Thursday, June 10, 2010

Internet Friends


"We have technology, finally, that for the first time in human history allows people to really maintain rich connections with much larger numbers of people."  --Pierre Omidyar

I was listening to the radio. I don't normally do this. I prefer to make my own music selections and don’t enjoy the advertising that necessitates channel flipping. Even rarer, it was a station with yappy DJs. Yes, they are occasionally funny – kind of like a broken clock is right twice a day – but mostly they are trying. Between the annoyingly compressed pieces of music, these particular DJs were discussing a news story about someone who did something or other online. I believe the person in question posted a video to You Tube or something similar. What the person did is inconsequential. Why she did it – for her 'Internet friends' – is important.

I would not have taken note of this at all had not one of the DJs made an aside, filled with as much derision and sarcasm as he could muster (very little, actually – the attempt being worthy of perhaps three stars), about this person's supposed 'Internet friends'.  His exact words were: "Internet friends. Those aren’t real friends. People who have real friends don’t have Internet friends."

I found this interesting. And it made me very aware that those DJs are old farts who merely pretend to be cool.

And I don't say this just because I happen to have a lot of 'Internet friends'.

I say it because I think it reveals a distrust of and a prejudice against new media. And most interestingly, this criticism, so artfully enunciated in just such a way as to make Mr. DJ sound like an ass, is the latest manifestation of a very old fear. Each new form of communication threatens the ones before, if only by being a possible replacement.  And people are uncomfortable with change. Especially the old farts.
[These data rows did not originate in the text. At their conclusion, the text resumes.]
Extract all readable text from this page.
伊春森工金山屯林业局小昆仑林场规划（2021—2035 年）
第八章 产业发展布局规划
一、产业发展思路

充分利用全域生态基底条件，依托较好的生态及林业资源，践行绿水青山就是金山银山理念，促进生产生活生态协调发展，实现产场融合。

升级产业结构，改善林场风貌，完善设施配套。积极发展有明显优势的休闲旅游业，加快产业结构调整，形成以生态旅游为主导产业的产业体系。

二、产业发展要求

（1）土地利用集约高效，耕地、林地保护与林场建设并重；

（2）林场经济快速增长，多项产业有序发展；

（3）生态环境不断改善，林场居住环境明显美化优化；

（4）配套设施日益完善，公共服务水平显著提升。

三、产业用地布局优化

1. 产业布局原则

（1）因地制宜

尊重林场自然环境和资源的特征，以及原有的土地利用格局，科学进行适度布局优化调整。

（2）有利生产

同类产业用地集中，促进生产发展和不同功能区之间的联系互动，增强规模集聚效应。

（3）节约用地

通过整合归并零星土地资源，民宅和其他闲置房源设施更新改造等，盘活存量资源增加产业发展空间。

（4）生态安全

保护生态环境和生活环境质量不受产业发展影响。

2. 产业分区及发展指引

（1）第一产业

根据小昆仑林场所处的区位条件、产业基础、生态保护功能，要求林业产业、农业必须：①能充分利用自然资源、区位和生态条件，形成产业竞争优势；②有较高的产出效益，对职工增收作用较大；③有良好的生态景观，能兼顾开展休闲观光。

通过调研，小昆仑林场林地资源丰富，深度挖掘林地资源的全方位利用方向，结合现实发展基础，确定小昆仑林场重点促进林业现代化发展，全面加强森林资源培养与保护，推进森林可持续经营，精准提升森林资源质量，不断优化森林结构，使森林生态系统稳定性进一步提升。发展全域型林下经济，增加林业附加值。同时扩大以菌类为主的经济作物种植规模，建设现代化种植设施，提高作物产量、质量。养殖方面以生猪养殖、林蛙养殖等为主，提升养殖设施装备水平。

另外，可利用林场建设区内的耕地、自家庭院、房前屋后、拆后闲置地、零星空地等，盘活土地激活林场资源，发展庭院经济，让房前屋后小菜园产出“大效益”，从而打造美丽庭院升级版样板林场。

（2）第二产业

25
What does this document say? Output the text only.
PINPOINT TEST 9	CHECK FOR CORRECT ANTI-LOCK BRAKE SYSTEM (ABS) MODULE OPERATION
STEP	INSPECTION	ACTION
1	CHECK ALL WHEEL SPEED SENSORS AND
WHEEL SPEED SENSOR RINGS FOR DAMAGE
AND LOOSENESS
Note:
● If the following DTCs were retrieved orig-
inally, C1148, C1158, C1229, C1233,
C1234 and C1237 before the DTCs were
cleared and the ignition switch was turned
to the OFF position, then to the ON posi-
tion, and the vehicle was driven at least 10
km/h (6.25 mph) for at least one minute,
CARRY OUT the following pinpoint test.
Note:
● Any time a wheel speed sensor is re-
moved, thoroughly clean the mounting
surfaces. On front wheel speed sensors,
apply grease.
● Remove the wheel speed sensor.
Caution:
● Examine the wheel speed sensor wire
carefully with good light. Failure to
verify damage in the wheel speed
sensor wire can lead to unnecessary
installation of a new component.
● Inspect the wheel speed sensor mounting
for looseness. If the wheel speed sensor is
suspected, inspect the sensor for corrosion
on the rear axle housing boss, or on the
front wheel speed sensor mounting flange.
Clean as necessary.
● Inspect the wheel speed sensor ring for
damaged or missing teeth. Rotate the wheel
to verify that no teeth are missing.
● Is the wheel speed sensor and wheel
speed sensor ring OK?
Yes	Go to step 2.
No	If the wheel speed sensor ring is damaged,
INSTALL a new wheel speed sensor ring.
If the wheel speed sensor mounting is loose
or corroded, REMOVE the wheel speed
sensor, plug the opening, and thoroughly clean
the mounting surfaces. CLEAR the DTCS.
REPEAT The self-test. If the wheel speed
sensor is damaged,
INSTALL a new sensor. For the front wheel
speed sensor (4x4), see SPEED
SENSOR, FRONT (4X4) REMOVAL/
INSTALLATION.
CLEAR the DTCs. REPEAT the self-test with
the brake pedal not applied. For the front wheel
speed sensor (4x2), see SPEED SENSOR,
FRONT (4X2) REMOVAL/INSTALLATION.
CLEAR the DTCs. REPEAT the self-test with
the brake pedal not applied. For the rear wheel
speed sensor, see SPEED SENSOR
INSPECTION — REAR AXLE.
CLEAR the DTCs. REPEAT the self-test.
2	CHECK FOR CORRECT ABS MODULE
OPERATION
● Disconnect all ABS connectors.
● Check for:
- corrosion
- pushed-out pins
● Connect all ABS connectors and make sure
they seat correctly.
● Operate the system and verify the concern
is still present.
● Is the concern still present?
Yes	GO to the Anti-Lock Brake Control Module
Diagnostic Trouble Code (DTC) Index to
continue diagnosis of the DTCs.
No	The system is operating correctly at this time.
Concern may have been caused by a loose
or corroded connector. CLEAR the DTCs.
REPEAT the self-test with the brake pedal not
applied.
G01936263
Think I'm exaggerating about it being just another transmutation of an old prejudice? Plato, in his dialogue the Phaedrus, assembles a salvo of arguments against the written word. Yep, for the ancient Greek, writing was dreadful and would end life as he knew it. He feared that writing, in comparison to speech, would lead to forgetfulness.  And in a very real way he was right. We do not have to rely on just our memories. But how bad of a thing is this?

One component of almost any new technology is its potential to undermine a way of life. Even if that way of life may not have been the best, our fluency with it makes it familiar and comfortable. It is far easier to point to aspects of new media that are not like the old media – even when, ironically, this might be just the point – than to look at the new qualities that the new technologies can confer upon us.

Writing makes us forgetful. Telephones make us impersonal. Instant Messaging makes us illiterate.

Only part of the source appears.